年々、気温も湿度も高くなり、かつて訪れた東南アジアの国々や沖縄の気候を思い出す。きょうは金子光晴の「マレー蘭印紀行」や「どくろ杯」の気分。湿度の高さも、雨の降り方も、人々の装いも、もはや南国の東京。それでもジャカルタと香港に暮らしてきた友だちからすれば、「こんなのはまだまだ」らしいが。

 

友だちが音読する永井宏の「モンフィーユ」を聞きながら歩いていたら、「おはようございます」と声をかけられてびっくりした。近所で雑貨とカフェのお店を営む夏子さんだった。

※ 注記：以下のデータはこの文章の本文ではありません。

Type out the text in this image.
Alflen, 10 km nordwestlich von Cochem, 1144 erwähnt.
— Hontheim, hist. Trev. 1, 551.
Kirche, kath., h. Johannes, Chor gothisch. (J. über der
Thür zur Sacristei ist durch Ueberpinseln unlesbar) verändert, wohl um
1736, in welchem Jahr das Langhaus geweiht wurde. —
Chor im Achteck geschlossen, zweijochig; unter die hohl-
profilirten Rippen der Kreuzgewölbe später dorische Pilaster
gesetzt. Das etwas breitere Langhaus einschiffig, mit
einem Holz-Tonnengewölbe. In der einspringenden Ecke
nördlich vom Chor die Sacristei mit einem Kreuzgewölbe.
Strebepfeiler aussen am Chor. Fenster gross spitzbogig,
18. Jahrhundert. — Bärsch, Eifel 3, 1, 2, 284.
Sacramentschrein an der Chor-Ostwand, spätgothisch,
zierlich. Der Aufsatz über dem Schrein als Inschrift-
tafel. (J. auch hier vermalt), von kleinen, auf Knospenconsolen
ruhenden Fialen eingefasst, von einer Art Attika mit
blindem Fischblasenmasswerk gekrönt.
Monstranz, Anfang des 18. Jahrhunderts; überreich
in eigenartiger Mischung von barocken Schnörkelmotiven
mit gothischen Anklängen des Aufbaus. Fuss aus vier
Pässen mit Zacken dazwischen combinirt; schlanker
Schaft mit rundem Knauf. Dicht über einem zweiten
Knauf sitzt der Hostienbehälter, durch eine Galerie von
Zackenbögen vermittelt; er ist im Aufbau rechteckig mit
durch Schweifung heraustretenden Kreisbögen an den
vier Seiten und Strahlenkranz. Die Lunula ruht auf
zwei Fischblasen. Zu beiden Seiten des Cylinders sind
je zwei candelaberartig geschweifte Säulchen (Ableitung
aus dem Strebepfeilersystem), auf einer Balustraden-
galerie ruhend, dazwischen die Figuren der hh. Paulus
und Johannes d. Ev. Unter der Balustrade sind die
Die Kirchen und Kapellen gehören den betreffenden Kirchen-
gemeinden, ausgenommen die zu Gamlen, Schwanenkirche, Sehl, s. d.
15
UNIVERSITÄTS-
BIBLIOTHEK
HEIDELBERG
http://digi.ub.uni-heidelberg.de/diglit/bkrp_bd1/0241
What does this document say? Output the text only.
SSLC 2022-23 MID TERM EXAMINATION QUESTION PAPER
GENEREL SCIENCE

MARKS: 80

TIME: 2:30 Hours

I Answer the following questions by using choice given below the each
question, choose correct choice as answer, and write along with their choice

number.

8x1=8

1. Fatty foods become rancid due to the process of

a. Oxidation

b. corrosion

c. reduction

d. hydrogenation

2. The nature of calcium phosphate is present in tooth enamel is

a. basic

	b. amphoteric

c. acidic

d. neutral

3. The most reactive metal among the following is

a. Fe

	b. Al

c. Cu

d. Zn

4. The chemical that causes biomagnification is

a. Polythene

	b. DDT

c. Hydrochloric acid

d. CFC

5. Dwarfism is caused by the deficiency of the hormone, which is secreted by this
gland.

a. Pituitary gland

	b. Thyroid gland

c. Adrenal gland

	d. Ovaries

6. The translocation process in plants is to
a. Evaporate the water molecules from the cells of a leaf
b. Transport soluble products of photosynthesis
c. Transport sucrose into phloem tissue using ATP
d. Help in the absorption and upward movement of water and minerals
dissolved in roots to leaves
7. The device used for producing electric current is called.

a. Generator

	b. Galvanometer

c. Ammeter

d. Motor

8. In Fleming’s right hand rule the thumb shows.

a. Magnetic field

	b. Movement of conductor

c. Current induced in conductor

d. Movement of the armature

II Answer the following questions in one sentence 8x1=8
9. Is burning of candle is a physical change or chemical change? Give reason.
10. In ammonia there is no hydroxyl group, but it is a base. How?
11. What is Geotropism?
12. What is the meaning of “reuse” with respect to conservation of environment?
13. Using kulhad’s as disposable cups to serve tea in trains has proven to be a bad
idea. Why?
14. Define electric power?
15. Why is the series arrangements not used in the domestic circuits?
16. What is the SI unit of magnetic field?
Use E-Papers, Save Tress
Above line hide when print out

お店以外で夏子さんと会うとき、わたしはだいたい一人で歩いていて、そして一人のときわたしはだいたいのめり込んで考え事や心の旅をしているので、夏子さんが思い浮かべるわたしは、きっと鳩が豆鉄砲をくらったような顔をしているんじゃないかと想像する。

 

考え事をしているときの人というのは、すごく機嫌が悪いように見えるので、子どもの頃からなんでも考え込むことの多かったわたしは、あまりフレンドリーな人とは思われてきていなかっただろう。話すとけっこう朗らかだと思うんだけど。

 

友だちのとつとつとした優しい声を通して、アロハ柄の傘、枯らしてしまった植木鉢、17歳の老犬、夏の雨が降るハワイ…などを浮かべていたら、ふいに涙が出た。

ああ、そうか、今わたし、いたわりとねぎらいと、居てくれること、祝福がほしかったんだな。